Let the good times roll, I said, and they did. Mostly. For our long-anticipated American odyssey, I rented a big four-door Chrysler with unlimited mileage. Now that we weren't trying to break records, we decided to take periodic breaks. This was a road trip, not an endurance contest, so I planned to average 600 miles a day, sleep in a bed every night and take some two- and three-day rests. The route was simple, resembling a smaller version of the U.S. profile.

Jordan would join me first. We decided to fly into Las Vegas last September and start from there.
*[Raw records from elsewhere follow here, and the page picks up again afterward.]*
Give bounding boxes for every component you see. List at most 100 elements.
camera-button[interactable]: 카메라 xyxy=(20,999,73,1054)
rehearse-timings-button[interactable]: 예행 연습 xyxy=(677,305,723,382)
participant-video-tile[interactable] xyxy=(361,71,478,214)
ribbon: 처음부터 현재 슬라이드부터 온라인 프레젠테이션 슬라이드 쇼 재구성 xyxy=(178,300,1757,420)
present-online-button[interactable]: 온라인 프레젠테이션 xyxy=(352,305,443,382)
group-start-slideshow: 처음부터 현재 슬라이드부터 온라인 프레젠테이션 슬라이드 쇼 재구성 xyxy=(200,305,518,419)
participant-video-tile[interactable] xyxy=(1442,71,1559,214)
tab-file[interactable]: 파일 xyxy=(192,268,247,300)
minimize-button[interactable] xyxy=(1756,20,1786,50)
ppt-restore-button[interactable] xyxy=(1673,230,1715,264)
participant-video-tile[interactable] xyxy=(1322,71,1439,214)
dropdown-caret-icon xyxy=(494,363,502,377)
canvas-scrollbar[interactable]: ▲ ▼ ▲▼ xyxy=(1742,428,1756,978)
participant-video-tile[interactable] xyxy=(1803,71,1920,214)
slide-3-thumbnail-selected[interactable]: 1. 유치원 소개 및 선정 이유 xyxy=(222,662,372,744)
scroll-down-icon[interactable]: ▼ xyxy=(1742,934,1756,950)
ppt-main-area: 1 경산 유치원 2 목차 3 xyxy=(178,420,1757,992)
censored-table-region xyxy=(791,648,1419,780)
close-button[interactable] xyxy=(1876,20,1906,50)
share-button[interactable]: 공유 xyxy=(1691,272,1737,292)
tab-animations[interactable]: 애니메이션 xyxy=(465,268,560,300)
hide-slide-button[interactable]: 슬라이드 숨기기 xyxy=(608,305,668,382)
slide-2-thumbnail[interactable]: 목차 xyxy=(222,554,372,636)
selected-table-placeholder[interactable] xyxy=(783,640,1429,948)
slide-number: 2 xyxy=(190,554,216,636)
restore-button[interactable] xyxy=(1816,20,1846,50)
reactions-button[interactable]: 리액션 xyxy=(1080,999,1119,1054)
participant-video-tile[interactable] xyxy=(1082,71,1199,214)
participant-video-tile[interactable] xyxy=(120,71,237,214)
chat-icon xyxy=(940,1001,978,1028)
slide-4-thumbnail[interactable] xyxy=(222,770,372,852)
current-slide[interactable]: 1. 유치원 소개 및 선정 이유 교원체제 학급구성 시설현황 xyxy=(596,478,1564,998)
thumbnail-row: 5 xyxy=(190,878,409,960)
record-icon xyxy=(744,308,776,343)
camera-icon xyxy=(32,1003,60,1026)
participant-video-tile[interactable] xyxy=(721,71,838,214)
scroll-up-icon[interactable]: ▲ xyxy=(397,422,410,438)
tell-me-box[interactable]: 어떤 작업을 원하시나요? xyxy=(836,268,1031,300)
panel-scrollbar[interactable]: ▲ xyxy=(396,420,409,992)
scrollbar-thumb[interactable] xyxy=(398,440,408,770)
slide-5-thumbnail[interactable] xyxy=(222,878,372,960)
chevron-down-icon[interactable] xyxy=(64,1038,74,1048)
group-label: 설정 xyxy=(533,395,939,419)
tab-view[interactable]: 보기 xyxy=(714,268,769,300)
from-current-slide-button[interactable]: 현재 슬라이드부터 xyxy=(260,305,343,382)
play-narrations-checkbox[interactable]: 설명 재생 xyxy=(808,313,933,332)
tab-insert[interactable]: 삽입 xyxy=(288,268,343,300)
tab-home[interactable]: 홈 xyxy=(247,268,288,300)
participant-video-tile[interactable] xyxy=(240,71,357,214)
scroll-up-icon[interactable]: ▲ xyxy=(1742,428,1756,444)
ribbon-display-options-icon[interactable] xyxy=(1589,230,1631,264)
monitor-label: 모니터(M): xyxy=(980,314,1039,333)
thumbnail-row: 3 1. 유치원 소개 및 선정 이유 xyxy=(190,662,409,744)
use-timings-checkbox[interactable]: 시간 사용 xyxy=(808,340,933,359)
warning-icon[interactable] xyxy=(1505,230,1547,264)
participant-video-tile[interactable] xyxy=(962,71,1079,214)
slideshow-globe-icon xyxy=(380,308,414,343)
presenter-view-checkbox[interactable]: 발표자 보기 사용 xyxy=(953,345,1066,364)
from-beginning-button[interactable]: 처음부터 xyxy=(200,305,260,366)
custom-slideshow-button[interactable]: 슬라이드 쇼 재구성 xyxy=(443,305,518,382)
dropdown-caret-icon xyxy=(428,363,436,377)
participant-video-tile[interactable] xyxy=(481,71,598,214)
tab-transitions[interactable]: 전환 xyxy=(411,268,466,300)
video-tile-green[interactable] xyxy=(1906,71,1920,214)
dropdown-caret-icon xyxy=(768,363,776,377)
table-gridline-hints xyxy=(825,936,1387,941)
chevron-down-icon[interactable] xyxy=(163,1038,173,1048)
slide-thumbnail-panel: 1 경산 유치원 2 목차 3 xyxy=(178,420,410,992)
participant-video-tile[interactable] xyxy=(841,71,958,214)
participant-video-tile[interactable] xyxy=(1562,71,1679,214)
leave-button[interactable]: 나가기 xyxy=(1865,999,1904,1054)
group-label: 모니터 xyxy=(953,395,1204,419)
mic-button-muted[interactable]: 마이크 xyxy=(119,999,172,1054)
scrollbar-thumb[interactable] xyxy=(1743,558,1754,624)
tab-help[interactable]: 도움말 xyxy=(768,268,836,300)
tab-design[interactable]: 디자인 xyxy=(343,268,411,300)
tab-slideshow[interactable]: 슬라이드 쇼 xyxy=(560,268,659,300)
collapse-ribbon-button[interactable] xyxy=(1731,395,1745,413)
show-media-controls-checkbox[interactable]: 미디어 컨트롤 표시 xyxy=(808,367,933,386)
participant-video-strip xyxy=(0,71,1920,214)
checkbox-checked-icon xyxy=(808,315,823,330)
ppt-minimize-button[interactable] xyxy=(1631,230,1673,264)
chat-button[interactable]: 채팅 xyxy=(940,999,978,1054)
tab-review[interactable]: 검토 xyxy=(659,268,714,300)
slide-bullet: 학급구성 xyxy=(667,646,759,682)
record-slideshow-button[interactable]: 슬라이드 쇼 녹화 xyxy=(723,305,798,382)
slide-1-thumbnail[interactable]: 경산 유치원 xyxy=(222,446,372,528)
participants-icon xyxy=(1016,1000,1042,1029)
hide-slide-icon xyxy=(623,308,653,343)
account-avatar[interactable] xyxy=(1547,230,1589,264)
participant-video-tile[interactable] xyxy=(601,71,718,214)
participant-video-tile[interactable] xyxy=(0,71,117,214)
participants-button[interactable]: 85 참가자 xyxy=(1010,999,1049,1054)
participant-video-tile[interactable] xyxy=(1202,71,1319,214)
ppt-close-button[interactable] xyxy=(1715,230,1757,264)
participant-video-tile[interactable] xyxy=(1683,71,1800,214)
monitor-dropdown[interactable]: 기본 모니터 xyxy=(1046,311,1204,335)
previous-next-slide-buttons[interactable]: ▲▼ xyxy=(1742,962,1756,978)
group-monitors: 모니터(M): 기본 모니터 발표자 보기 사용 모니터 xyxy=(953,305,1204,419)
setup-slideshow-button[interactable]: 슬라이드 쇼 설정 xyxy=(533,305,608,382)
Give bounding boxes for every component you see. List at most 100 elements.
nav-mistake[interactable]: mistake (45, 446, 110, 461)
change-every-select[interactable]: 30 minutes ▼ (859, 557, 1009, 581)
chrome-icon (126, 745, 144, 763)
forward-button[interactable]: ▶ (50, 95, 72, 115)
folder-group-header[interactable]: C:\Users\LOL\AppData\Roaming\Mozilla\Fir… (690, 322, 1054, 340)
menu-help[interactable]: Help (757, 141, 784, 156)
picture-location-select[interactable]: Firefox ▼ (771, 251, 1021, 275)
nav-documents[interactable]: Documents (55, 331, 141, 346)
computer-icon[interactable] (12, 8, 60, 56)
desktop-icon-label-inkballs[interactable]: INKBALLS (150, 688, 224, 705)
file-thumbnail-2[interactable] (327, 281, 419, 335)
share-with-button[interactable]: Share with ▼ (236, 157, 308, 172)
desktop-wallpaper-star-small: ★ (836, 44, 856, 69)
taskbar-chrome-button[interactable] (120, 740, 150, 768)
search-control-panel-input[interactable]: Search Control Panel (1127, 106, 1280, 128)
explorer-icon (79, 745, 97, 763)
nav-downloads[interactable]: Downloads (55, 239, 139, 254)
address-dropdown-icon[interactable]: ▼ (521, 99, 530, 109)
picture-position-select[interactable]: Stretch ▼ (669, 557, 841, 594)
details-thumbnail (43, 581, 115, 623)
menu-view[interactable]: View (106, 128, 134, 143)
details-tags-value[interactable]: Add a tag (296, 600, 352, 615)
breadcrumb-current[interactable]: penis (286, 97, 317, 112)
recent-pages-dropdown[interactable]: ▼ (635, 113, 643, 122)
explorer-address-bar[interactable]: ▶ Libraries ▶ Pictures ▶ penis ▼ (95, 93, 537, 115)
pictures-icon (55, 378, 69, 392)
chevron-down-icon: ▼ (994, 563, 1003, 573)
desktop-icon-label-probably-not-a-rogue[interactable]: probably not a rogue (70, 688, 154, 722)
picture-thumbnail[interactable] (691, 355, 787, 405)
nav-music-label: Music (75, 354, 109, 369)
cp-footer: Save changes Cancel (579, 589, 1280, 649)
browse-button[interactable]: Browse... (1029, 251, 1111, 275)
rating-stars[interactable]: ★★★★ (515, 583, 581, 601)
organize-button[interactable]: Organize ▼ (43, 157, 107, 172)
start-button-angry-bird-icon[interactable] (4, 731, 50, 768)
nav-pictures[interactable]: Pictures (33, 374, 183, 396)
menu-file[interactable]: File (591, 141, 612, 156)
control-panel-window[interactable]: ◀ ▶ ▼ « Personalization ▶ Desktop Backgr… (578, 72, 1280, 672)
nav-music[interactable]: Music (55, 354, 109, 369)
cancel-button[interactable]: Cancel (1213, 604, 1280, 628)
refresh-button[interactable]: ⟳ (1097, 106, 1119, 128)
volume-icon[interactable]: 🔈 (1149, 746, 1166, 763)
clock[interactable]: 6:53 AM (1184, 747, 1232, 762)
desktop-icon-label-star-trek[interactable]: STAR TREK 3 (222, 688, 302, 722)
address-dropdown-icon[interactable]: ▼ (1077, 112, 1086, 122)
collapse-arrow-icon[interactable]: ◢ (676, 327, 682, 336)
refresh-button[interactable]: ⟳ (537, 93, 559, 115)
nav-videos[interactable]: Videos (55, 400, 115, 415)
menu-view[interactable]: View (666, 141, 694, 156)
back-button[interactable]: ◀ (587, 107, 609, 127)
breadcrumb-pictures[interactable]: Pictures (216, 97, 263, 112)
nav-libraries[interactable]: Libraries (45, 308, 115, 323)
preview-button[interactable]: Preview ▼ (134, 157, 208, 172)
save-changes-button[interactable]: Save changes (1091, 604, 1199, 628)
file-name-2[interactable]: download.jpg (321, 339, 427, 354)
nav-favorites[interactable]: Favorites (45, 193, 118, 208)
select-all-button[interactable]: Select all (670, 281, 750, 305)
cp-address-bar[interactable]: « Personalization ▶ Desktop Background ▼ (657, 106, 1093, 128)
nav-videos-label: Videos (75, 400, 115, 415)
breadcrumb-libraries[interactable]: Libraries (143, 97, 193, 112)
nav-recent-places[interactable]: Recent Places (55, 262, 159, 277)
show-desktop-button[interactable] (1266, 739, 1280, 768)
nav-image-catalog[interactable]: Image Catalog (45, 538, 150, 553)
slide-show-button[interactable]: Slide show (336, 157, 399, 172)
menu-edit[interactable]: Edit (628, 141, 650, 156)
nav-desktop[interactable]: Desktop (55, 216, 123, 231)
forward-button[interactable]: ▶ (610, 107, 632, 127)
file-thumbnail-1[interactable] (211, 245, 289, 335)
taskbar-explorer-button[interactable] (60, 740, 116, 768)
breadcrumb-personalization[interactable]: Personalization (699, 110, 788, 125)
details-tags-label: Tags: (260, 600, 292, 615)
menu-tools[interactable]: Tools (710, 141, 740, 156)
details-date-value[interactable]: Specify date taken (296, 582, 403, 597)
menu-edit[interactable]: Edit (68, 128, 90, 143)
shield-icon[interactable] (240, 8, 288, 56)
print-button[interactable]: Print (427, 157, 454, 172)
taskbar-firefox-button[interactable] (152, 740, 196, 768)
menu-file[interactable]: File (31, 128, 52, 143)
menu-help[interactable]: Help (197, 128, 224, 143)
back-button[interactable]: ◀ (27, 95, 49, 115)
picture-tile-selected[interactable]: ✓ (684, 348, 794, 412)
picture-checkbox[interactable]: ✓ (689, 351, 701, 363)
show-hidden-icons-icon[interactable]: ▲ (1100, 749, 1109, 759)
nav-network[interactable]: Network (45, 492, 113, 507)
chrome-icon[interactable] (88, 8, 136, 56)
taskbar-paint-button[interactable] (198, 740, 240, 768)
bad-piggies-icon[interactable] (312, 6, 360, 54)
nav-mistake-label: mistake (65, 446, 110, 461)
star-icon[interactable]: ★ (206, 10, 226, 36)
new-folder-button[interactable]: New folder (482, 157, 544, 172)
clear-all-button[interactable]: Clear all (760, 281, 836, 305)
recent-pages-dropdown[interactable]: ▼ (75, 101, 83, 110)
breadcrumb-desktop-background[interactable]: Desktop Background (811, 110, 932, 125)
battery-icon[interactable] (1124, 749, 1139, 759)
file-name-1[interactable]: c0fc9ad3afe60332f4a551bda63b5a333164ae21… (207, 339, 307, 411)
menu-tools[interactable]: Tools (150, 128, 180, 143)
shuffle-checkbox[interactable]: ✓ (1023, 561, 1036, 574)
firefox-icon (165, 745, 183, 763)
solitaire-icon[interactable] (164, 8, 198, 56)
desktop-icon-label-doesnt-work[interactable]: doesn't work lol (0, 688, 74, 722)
There was no better metaphor for America than this anomaly in the desert, no better foil than a town so sincerely and meticulously phony (in the best sense of that word), so outwardly unlike the rest of America, yet nonetheless an avatar of the American tourist dream.

The night before departure, Jordan and I toasted our journey over a steak and frites dinner at that uniquely American institution, Paris Las Vegas. I realized that by the time I finished the trip and was back home, I would have seen every state but Alaska. I would be a 49er.

At 6 the next morning we were off. Steppenwolf's "Born To Be Wild" blared from the car speakers, as it would every day of our trip:

Get your motor runnin'

Head out on the highway

Lookin' for adventure

And whatever comes our way.

Within three minutes, we were lost.

Crestfallen, we regained our bearings and headed south through the Mojave Desert for California and our first state line. U.S. 95 plunged 100 miles to overheated Needles and the Colorado River. Interstate 40 beckoned, but we preferred the time warp of Arizona's old Route 66, passing through Kingman, longtime home of cowboy actor Andy Devine, countless trailers and the lonely high desert. Survivalist country.

Desert gradually dissolved into grasslands and the Coconino National Forest of Arizona, but the wide-open spaces ran out when we ran up against a two-mile traffic jam approaching Grand Canyon National Park. Still, it was an easy first day--376 miles--because I wanted to break Jordan in gently.

The scenery on day 2 was spectacular. There were plenty of treasures hidden in the Southwest's big empty, but we rarely succumbed to temptation, jetting through Navajo and Hopi reservations, save for a stop at the Kayenta Burger King, unassuming home to a World War II code talkers exhibit. U.S. 160 provided a dazzling but ultimately depressing light show, with miles of broken beer and liquor bottles glistening like diamonds in the morning sun.

Utah's Monument Valley, locus of all my favorite John Ford westerns, was calling, but we settled for a stop at nearby Goulding's Trading Post, which straddles the Utah-Arizona line, before heading to Colorado.